Luciferase from the North American firefly (Photinis pyralis) is a useful reporter gene in vivo, allowing noninvasive imaging of tumor growth, metastasis, gene transfer, drug treatment, and gene expression. Luciferase is heat labile with an in vitro halflife of approximately 3 min at 37 degrees C. We have characterized wild type and six thermostabilized mutant luciferases. In vitro, mutants showed half-lives between 2- and 25-fold higher than wild type. Luciferase transfected mammalian cells were used to determine in vivo half-lives following cycloheximide inhibition of de novo protein synthesis.

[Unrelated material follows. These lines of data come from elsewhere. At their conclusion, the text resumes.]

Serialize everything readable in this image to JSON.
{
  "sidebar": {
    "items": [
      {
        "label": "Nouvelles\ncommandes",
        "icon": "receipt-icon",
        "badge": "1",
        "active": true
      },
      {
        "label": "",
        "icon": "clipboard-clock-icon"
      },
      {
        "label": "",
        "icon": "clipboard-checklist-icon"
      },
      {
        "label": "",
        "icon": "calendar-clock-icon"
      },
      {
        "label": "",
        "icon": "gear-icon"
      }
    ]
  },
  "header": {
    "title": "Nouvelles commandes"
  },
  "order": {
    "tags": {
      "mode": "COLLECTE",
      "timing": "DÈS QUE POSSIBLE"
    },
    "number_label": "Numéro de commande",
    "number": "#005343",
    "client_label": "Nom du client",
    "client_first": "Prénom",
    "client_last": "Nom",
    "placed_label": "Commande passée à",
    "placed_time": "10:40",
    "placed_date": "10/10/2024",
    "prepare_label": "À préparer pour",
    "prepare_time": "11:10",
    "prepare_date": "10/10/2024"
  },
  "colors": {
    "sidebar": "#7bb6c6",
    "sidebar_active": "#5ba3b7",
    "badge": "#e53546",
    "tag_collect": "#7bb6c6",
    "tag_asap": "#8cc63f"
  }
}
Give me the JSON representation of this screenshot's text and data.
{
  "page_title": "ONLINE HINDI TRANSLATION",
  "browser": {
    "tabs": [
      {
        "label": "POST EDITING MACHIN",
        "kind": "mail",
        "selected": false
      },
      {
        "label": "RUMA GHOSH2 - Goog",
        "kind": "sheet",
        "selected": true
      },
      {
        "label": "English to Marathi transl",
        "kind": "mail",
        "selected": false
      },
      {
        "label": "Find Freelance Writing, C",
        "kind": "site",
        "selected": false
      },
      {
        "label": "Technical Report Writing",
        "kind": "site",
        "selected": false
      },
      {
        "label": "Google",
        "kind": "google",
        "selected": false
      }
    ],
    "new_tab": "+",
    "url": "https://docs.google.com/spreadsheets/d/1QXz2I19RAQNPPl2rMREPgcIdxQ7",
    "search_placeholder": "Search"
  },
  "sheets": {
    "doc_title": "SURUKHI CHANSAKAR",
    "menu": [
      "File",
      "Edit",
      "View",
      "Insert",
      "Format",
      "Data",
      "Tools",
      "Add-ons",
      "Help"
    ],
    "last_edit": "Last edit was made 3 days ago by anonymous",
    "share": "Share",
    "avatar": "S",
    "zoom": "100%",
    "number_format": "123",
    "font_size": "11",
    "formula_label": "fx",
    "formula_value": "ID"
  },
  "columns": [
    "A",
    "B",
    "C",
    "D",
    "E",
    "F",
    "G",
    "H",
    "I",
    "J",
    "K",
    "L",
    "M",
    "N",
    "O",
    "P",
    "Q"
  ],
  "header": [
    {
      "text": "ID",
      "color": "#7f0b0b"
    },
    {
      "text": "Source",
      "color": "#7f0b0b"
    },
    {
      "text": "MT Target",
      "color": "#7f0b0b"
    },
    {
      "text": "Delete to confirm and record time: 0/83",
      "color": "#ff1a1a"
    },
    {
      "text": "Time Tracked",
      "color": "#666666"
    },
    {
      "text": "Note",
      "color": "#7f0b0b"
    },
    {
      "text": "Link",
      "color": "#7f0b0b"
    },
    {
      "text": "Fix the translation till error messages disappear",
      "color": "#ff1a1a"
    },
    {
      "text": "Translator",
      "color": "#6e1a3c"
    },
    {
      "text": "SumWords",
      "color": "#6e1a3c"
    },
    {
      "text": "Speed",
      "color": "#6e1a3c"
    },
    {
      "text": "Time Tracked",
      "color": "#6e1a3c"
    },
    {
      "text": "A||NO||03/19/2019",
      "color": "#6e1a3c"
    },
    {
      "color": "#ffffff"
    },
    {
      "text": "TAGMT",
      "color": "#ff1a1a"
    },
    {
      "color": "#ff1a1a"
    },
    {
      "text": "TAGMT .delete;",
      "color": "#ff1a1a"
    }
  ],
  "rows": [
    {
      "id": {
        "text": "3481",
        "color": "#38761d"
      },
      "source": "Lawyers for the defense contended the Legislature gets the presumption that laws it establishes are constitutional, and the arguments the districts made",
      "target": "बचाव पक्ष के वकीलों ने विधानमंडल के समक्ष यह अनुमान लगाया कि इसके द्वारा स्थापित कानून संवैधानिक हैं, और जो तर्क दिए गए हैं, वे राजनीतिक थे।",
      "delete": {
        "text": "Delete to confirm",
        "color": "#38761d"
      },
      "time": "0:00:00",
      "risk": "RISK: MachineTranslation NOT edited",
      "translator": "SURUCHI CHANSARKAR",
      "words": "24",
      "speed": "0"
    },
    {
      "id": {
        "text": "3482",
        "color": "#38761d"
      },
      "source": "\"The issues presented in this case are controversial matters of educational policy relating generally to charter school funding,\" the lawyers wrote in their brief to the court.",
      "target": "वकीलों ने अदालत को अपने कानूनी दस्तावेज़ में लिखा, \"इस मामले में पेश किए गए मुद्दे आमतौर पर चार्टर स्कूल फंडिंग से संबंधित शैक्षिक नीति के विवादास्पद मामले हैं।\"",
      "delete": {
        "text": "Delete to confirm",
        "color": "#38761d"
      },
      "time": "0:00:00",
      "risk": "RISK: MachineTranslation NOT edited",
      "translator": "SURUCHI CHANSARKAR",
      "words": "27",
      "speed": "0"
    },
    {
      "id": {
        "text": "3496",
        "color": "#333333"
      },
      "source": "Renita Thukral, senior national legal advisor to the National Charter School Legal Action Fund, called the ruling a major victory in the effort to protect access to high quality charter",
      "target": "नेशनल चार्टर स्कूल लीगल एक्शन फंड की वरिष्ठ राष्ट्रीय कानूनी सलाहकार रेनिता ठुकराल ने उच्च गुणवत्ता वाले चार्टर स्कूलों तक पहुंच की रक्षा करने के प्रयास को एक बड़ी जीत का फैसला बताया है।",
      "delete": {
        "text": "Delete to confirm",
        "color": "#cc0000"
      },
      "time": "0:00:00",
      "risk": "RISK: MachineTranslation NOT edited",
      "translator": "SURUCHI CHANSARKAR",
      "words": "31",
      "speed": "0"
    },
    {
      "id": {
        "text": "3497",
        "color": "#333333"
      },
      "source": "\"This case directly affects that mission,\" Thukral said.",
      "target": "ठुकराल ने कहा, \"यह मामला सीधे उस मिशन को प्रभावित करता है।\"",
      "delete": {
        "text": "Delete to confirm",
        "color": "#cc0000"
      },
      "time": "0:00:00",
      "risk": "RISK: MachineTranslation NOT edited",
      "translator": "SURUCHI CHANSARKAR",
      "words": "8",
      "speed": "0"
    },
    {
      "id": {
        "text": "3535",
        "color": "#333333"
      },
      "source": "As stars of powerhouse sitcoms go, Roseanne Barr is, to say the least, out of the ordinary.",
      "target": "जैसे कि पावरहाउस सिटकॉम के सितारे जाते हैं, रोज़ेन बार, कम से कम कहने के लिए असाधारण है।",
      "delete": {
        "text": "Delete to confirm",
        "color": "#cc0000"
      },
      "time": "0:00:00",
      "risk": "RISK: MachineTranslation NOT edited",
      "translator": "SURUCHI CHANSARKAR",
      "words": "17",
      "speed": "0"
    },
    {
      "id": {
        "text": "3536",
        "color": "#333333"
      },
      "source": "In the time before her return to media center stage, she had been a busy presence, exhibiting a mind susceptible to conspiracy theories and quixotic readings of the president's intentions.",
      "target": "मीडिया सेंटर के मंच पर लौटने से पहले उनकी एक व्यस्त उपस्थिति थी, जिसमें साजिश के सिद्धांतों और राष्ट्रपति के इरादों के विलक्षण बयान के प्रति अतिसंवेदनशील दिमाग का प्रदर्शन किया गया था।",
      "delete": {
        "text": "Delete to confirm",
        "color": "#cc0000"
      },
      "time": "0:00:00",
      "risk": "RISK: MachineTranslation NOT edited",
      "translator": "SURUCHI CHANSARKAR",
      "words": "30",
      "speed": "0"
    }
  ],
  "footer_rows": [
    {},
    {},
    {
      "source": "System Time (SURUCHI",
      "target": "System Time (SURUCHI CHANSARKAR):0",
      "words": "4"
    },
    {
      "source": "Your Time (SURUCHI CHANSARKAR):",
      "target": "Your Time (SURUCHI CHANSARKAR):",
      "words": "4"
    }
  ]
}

This showed increased in vivo thermostability in both wild-type and mutant luciferases. This may be due to a variety of factors, including chaperone activity, as steady-state luciferase levels were reduced by geldanamycin, an Hsp90 inhibitor. Mice inoculated with tumor cells stably transfected with mutant or wild-type luciferases were imaged. Increased light production and sensitivity were observed in the tumors bearing thermostable luciferase. Thermostable proteins increase imaging sensitivity. Presumably, as more active protein accumulates, detection is possible from a smaller number of mutant transfected cells compared to wild-type transfected cells.